The family you were born into says a lot about who you are. You can meet someone, then meet their family and say, “Oh, it all makes sense now.”

Unlike David Copperfield, I’ll spare you the “Chapter 1 – I am born” version. But here are some interesting tidbits that I believe shaped me as a person and as a writer:

My dad is a retired professor of European history, specializing in World War II. Growing up with such a person could make the simplest things complicated. For example, you could never avoid an argument by saying, “I’m Switzerland” because Dad would say, “Now wait. Which PART of Switzerland? Some parts weren’t neutral. . .” So you had to know your stuff before you opened your mouth.

You also couldn’t join in when other kids talked about games they played with their dads—horseshoes, throwing a ball outside. . . At our house, we played Bombs over Schweinfurt. You know, Bombs over Schweinfurt, the family game that’s sweeping the nation! It was basically just Dad dropping pillows on our heads. My sister and I would scream, as if the pillows were made of steel. I think it was the anticipation of getting hit that caused the screams—or we were just wusses. Anyway, I don’t know anyone else who grew up playing Bombs over Schweinfurt.

Sometimes our father would traumatize us without knowing it. My sister, for example, still remembers a school report she had to do in fifth grade about the guy who invented the reaper, Cyrus McCormick. This was back in the days before the Internet, when Dad took her downstairs into his study where he had not one, but two, sets of encyclopedias. It was there where he admonished her never to plagiarize because it was a crime and she’d be sent to prison. She was ten years old. (I don’t know if he really said the “prison” part, but as the story keeps being told, it gets more dramatic.) So my sister dutifully learned about Cyrus McCormick, making sure everything she wrote was in her own words for fear of being sent to prison for plagiarism.

My mom, on the other hand, is an enigma wrapped in a mystery wrapped in a big onion. To the outside world, she seems the perfect homemaker, the kind of woman who would offer you pie, the kind of woman who might have starred in a Jimmy Stewart movie. But when we were growing up, Mom would say the most surprising things like, “When I worked at NASA. . .” None of us had any idea. Apparently, she and Dad went to a party where Neil Armstrong was, and Mom was like, “Oh yes, that’s Neil” like it was no big deal. Mom was so full of surprises and able to keep secrets for years—we all decided it was highly likely that she also worked for the CIA. When we told her our theory, she laughed it off but didn’t deny it. It became a running joke. Now after fifty years of marriage, Dad still isn’t sure who she is.

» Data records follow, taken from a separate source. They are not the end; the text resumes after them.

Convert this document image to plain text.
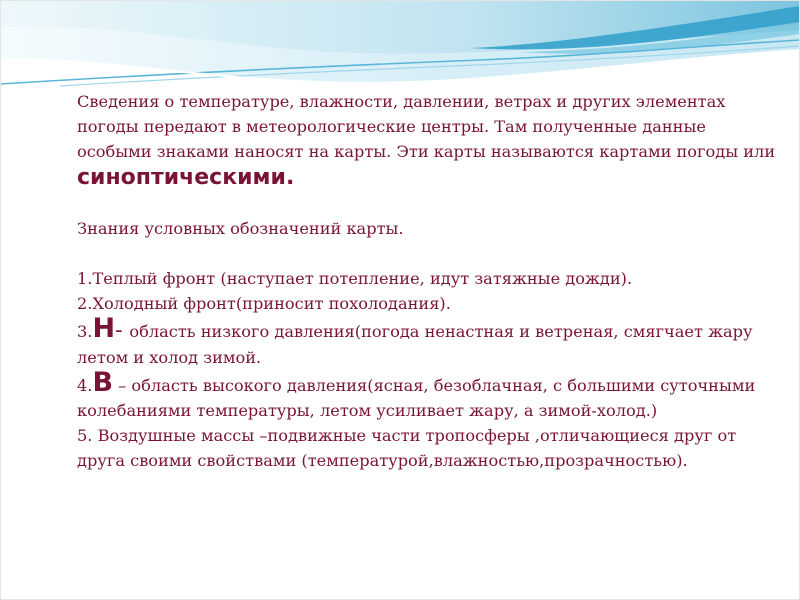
Сведения о температуре, влажности, давлении, ветрах и других элементах погоды передают в метеорологические центры. Там полученные данные особыми знаками наносят на карты. Эти карты называются картами погоды или синоптическими.

Знания условных обозначений карты.

1.Теплый фронт (наступает потепление, идут затяжные дожди).

2.Холодный фронт(приносит похолодания).

3.Н- область низкого давления(погода ненастная и ветреная, смягчает жару летом и холод зимой.

4.В – область высокого давления(ясная, безоблачная, с большими суточными колебаниями температуры, летом усиливает жару, а зимой-холод.)

5. Воздушные массы –подвижные части тропосферы ,отличающиеся друг от друга своими свойствами (температурой,влажностью,прозрачностью).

The biggest contradiction about my mother is that on the one hand, she loves baking and kittens. On the other, she loves movies like The Amityville Horror and Rosemary’s Baby. Perhaps Dad should sleep with one eye open. . .

These two wonderful—and wonderfully weird—people raised me. That’s why I’m so inspired to write complex characters. Characters with contradictions. Characters that aren’t as they seem. After all, I’ve never met anyone in real life who checks all the boxes for one personality type. And doesn’t that make the world more interesting?